Salah satu kegiatan utama Festival Tanjung Lesung adalah lomba triatlon Rhino X Triathlon. Olahraga itu terdiri dari lomba berenang, bersepeda, dan berlari. Jalur yang dilalui sekaligus bertujuan menunjukkan keindahan alam Tanjung Lesung dan budaya warga setempat.
Antisipasi bencana
Kepala Balai Besar Badan Meteorologi, Klimatologi, dan Geofisika Wilayah II (Banten, Lampung, Sumatera Selatan, dan Kalimantan) Hendro Nugroho memastikan, pihaknya mendukung pembangunan sektor pariwisata di Tanjung Lesung dengan menyediakan sistem peringatan dini bencana yang memadai. Hal tersebut demi meminimalkan dampak bencana sebanyak mungkin.

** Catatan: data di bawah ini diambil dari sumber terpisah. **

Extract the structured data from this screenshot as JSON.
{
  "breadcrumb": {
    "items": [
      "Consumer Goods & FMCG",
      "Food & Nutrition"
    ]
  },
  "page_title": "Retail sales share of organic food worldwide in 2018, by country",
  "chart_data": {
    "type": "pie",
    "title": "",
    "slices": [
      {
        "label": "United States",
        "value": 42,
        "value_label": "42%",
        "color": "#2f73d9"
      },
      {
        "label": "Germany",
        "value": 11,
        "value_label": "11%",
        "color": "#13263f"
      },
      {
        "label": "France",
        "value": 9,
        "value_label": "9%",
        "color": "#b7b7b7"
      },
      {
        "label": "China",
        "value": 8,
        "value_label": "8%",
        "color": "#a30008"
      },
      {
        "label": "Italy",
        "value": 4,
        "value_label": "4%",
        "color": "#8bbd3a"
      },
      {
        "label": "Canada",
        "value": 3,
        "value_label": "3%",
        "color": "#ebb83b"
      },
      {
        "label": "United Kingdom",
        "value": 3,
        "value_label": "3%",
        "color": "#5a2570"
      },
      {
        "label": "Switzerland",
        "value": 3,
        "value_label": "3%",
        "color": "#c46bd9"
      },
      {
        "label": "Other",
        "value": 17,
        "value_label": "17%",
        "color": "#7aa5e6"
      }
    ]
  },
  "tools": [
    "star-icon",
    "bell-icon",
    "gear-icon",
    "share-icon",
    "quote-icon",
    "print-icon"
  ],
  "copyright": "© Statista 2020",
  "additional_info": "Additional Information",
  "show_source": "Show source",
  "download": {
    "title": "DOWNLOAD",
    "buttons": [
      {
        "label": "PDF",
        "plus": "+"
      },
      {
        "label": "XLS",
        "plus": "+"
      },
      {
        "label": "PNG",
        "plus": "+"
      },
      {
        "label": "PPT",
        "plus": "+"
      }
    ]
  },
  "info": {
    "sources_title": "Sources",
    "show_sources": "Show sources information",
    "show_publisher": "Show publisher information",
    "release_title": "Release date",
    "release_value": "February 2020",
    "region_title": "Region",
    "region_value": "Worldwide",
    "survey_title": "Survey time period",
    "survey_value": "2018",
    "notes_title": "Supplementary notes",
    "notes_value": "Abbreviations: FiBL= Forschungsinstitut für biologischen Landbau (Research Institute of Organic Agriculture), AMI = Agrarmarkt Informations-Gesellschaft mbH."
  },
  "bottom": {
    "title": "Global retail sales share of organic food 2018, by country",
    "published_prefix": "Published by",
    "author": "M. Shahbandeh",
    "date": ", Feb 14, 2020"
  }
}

Tsunami Selat Sunda pada Desember 2018 menunjukkan ancaman bencana di kawasan tersebut bisa terjadi kapan saja dan menimbulkan kerugian serta kehilangan besar jika tidak diantisipasi dengan baik. Wilayah Banten termasuk salah satu daerah yang berada di zona megathrust, tempat adanya tumbukan di antara lempeng yang dapat menimbulkan guncangan besar.
Hendro menyampaikan, pada 2007-2018, baru ada 200 sensor gempa bumi di seluruh Indonesia. Pada 2019, ada 194 sensor tambahan. Di sekitar Banten dan Lampung, BMKG memasang alat pemantau bencana di 18 lokasi.
”Kami pastikan semua peralatan bisa menangkap fenomena bencana di sepanjang zona megathrust. Namun, secanggih apa pun teknologinya, yang perlu kita perhatikan juga adalah kepekaan kita terhadap bencana di sekitar kita. Kita harus waspadai potensi bencana. Yang paling penting adalah evakuasi mandiri,” ucap Hendro.